Based on the available data the substance Glycerides, mixed C8-C10 and succinyl is considered to be not toxic by the oral, dermal and inhalation routes.

Justification for selection of acute toxicity – oral endpoint

The selected study is the most adequate and reliable study with the lowest dose descriptor.

Justification for selection of acute toxicity – inhalation endpoint

Hazard assessment is conducted by means of read-across from a structural analogue. The selected study is the most adequate and reliable study based on the identified similarities in structure and intrinsic properties between source and target substance and overall assessment of quality, duration and dose descriptor level (refer to the endpoint discussion for further details).

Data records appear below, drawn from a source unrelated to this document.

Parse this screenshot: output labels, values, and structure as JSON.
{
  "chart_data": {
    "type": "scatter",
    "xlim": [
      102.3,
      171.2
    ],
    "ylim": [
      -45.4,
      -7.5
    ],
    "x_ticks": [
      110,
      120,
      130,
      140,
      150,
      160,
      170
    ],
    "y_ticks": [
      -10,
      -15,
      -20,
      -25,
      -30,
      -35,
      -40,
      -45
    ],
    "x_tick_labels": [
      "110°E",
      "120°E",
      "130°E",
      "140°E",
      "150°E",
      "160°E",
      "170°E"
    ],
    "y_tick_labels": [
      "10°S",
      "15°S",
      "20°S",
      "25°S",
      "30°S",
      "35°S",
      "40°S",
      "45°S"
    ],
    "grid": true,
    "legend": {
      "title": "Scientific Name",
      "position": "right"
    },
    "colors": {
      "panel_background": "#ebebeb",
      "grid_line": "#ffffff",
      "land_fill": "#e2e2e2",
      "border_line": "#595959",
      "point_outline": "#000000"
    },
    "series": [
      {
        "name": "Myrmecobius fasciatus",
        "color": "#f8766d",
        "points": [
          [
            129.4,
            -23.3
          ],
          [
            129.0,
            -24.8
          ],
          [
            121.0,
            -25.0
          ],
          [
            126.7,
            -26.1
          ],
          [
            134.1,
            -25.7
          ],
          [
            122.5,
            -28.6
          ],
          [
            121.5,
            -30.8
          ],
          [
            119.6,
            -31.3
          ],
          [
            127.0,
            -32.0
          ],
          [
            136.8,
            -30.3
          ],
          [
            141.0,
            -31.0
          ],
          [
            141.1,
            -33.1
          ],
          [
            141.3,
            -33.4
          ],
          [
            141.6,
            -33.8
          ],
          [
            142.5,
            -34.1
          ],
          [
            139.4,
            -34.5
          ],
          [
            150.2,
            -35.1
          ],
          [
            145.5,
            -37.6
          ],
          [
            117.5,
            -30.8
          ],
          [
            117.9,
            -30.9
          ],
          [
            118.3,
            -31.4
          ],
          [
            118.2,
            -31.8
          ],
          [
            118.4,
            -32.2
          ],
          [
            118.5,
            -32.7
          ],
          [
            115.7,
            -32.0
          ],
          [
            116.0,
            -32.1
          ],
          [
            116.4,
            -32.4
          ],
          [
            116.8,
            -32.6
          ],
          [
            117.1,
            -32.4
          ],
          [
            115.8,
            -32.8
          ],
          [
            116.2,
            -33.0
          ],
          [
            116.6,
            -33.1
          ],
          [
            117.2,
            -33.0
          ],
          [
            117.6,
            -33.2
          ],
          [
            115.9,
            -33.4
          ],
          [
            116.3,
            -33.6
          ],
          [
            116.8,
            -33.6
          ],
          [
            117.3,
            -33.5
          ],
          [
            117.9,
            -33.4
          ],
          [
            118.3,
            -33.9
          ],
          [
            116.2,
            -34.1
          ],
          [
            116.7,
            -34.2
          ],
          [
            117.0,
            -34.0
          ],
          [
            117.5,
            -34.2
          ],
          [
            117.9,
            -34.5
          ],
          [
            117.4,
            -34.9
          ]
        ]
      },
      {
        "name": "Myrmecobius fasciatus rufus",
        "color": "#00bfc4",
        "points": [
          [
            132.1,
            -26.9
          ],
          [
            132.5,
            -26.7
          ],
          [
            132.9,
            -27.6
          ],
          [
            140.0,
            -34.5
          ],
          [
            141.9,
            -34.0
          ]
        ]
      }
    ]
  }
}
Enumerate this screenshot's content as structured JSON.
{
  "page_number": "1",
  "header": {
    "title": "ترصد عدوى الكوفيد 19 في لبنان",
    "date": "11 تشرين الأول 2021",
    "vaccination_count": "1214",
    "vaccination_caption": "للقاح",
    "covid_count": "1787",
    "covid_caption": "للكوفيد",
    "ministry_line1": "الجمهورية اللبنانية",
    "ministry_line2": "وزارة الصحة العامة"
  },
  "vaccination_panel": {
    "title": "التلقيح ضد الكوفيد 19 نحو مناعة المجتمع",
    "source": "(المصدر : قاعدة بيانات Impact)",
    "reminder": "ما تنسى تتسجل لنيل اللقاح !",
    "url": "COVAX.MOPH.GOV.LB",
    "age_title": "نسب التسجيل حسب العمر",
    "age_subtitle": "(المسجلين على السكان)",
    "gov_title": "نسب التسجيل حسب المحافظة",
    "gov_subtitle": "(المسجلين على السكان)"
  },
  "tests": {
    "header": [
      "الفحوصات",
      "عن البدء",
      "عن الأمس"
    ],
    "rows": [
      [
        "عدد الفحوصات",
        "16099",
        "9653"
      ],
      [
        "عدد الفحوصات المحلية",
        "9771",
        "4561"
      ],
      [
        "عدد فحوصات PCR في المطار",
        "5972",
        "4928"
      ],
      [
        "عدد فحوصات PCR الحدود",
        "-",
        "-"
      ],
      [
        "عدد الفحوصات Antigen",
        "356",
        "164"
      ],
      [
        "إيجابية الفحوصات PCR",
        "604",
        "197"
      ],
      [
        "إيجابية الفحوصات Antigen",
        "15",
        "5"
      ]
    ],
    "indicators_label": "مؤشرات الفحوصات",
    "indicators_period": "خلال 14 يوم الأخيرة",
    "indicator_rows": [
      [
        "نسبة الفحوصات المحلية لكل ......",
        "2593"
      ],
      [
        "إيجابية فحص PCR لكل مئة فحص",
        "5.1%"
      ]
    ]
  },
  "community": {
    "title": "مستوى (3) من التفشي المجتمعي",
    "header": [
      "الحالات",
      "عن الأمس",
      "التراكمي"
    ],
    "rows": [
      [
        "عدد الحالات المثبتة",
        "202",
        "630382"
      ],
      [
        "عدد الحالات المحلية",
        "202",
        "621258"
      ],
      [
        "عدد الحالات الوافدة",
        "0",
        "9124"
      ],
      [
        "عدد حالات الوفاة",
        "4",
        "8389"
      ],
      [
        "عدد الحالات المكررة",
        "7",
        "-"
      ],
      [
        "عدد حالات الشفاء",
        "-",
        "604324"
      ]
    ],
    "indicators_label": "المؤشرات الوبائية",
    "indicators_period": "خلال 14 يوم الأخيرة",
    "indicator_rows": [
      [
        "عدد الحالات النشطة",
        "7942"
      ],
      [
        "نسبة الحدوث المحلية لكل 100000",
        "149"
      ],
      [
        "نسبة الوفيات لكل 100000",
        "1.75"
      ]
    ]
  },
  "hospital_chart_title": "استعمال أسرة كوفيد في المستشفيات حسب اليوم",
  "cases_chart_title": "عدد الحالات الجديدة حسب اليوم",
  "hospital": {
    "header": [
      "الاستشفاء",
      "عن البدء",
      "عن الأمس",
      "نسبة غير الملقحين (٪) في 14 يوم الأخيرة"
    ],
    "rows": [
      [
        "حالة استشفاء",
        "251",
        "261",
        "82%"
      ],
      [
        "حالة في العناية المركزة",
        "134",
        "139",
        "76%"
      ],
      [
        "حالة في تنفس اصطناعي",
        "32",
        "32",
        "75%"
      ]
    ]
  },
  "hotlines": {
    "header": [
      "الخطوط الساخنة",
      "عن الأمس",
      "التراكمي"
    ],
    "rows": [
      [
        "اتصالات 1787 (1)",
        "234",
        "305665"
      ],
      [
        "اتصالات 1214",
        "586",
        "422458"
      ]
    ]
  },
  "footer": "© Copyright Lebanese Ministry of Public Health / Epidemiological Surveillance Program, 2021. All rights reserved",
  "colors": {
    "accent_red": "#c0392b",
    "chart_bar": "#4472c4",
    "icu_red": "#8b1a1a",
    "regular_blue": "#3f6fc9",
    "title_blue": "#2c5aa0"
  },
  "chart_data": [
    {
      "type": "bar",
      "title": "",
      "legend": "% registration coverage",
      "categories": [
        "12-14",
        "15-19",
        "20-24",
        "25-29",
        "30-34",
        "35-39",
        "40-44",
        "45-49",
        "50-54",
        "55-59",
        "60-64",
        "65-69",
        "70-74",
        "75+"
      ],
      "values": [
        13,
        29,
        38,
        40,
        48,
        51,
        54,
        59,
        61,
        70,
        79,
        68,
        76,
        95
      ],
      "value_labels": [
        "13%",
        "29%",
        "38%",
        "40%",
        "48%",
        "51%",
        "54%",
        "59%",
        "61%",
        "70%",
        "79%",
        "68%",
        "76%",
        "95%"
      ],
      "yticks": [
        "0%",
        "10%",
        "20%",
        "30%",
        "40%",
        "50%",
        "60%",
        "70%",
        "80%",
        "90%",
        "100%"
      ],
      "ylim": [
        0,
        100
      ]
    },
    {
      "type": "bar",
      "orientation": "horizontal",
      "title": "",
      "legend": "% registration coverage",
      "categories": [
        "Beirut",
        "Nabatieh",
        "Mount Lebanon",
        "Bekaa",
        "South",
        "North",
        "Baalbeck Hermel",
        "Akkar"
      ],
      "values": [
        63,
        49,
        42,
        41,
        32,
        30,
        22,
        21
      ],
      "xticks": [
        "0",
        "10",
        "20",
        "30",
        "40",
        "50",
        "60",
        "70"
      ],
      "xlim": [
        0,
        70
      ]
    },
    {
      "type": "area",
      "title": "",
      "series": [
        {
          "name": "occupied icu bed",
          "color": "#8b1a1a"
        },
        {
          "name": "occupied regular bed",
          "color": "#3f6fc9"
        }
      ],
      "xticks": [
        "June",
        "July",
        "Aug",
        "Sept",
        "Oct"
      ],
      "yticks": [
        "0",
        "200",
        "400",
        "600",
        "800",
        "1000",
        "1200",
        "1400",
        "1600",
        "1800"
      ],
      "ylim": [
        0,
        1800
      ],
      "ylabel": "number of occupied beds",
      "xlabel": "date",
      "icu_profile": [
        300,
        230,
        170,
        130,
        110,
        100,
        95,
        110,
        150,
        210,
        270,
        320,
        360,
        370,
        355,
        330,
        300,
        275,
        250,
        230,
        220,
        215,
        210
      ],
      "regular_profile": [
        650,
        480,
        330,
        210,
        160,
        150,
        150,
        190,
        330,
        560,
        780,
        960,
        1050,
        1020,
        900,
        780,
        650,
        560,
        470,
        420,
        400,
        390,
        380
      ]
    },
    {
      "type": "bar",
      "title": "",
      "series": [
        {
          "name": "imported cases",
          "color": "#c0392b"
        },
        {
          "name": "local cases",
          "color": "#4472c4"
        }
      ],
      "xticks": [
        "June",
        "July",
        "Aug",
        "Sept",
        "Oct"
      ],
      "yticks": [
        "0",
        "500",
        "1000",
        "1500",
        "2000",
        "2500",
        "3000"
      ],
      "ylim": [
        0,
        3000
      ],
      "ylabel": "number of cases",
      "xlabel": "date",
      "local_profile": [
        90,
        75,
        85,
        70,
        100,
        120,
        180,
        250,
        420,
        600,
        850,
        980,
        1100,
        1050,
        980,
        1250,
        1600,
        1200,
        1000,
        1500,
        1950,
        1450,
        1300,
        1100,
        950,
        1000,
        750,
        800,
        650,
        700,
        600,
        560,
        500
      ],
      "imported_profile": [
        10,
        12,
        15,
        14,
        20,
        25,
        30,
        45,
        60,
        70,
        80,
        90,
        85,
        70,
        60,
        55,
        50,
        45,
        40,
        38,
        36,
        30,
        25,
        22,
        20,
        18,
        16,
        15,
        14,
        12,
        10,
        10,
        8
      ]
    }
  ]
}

Justification for classification or non-classification

Based on substance specific studies and read-across from a structural analogue, the available data on the acute toxicity of Glycerides, mixed C8-C10 and succinyl do not meet the classification criteria according to Regulation (EC) 1272/2008 or Directive 67/548/EEC, and are therefore conclusive but not sufficient for classification.